Baca keseluruhan artikel...

Jumat, 14 Desember 2018

Lengkung Pasir Putih Tarimbang

pantai Tarimbang, Sumba Timur
Pasir putih memanjang, melengkung mengikuti lekuk teluk dan diapit dua bukit kapur tinggi di kiri dan kanan. Tempat ini mungkin salah satu yang boleh disebut sebagian traveller sesat sebagai "surga tersembunyi" yang mulai menunjukkan diri. Letaknya yang berada di sisi Selatan pulau Sumba membuat pantai cantik ini memiliki kelebihan yang membuat para pecinta pantai tak bisa berpaling. Dan salah satunya adalah ombaknya yang besar untuk para pecinta surfing.

Pantai yang Baru Terbuka Aksesnya
Setelah sekian lama hanya terjamah oleh para pecinta surfing yang mendatangi lokasi ini melalui jalur laut, akhirnya sekarang traveller yang ingin mendatangi lokasi ini lebih mudah menjangkau lokasi ini melalui darat. Sebuah jalan baru yang dibuat menembus hutan yang masih masuk kawasan Taman Nasional Laiwangi Wanggameti adalah tiket murah menuju kesana dengan kendaraan, bahkan motor matik sekalipun.

Sebelumnya, duh lupakan deh kalau ke sana hanya pakai motor dan mobil biasa. Jalurnya bener-bener parah, minimal sekelas mobil dobel gardan atau motor trail yang bisa menjangkau daerah itu. Itu pun waktu tempuh dari Waingapu sampai ke pantai Tarimbang tak kurang dari 4 jam perjalanan. Namun sekarang, dengan menggunakan motor bebek saja bisa ditempuh sekitar 2 jam. Jalur jalannya sendiri tetap saja berkelok-kelok. Karena sebagian besar menyusuri punggungan bukit.

Perjalananku ke pantai ini yang kemudian membawaku mampir ke air terjun Laiwi yang aku tulis di sini: Sejuknya Air Terjun Laiwi. Jadi jika kalian mau ke pantai Tarimbang, jalur jalan dari kota Waingapu sampai ke pantai Tarimbang yang dapat kalian singgahi antara lain: bukit Wairinding dan air terjun Laiwi.

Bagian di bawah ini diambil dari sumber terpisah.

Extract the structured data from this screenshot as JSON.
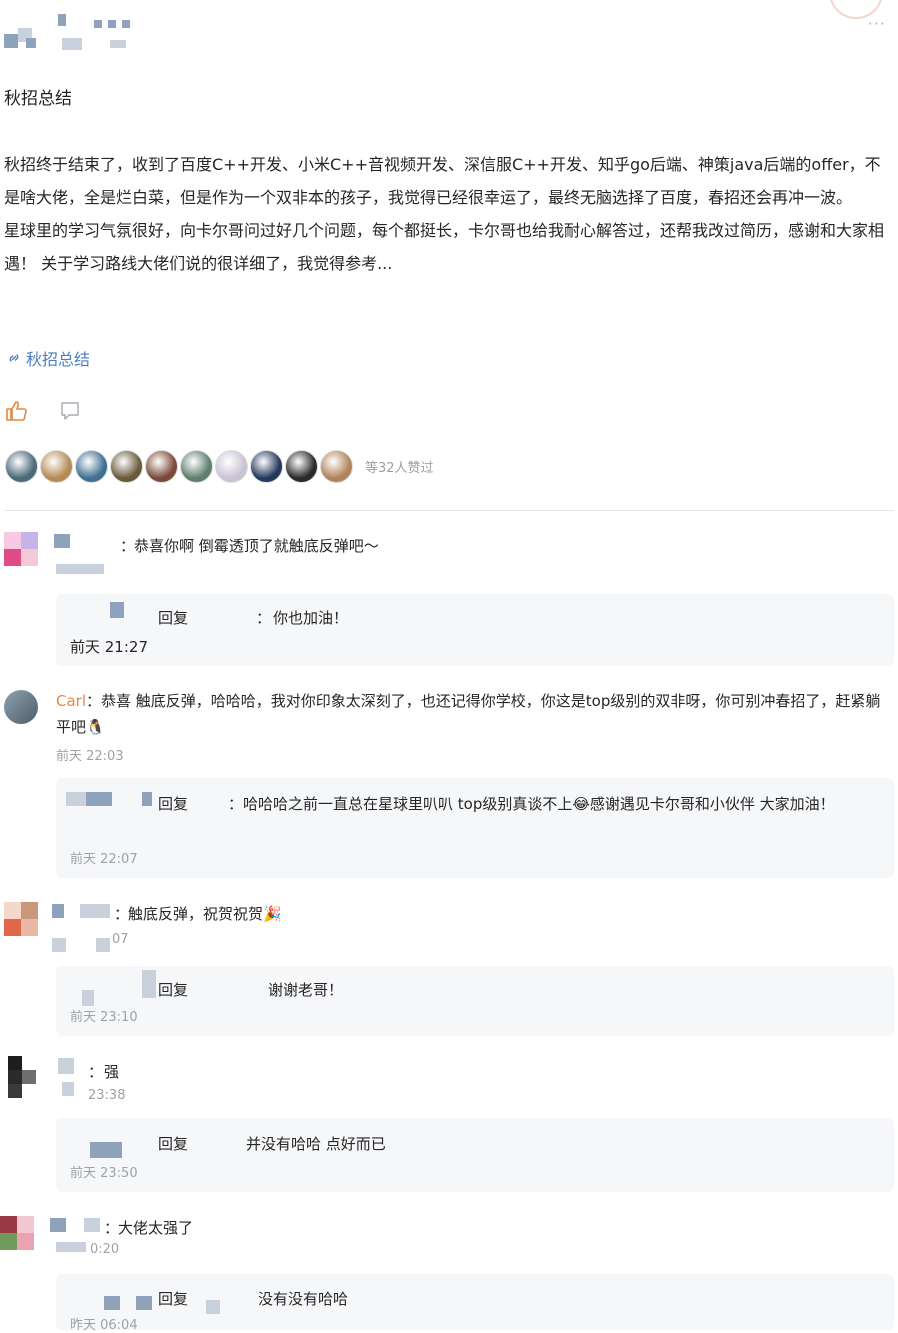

Praing Ngalung Spot, pantai Tarimbang
Apakah bisa mampir ke Taman Nasional Laiwangi Wanggameti, kan dekat jaraknya ke Tarimbang? Aku pun sempat berfikir demikian. Jadi rencana awal, sebelum ke pantai Tarimbang aku mau mampir dulu ke Taman Nasional Laiwangi Wanggameti karena di sana juga ada air terjun 2 buah, Laindamuki dan Laiwangi. Kalau mau sedikit lebih jauh ada air terjun Laputi yang bagian atasnya terdapat sebuah danau yang dikenal keramat. Duh tapi lupakan taman nasional itu kalau hanya menggunakan kendaraan biasa. Walaupun secara jarak di peta itu tampak dekat namun kondisi jalan ke daerah itu masih bisa rusak. Aku sendiri belum pernah ke sana tapi informasinya sekitar 7 jam untuk sampai ke air terjun itu. Jadi bisa dibilang pantai Tarimbang ini yang sudah diperbaiki akses jalannya sementara lokasi lain masih belum.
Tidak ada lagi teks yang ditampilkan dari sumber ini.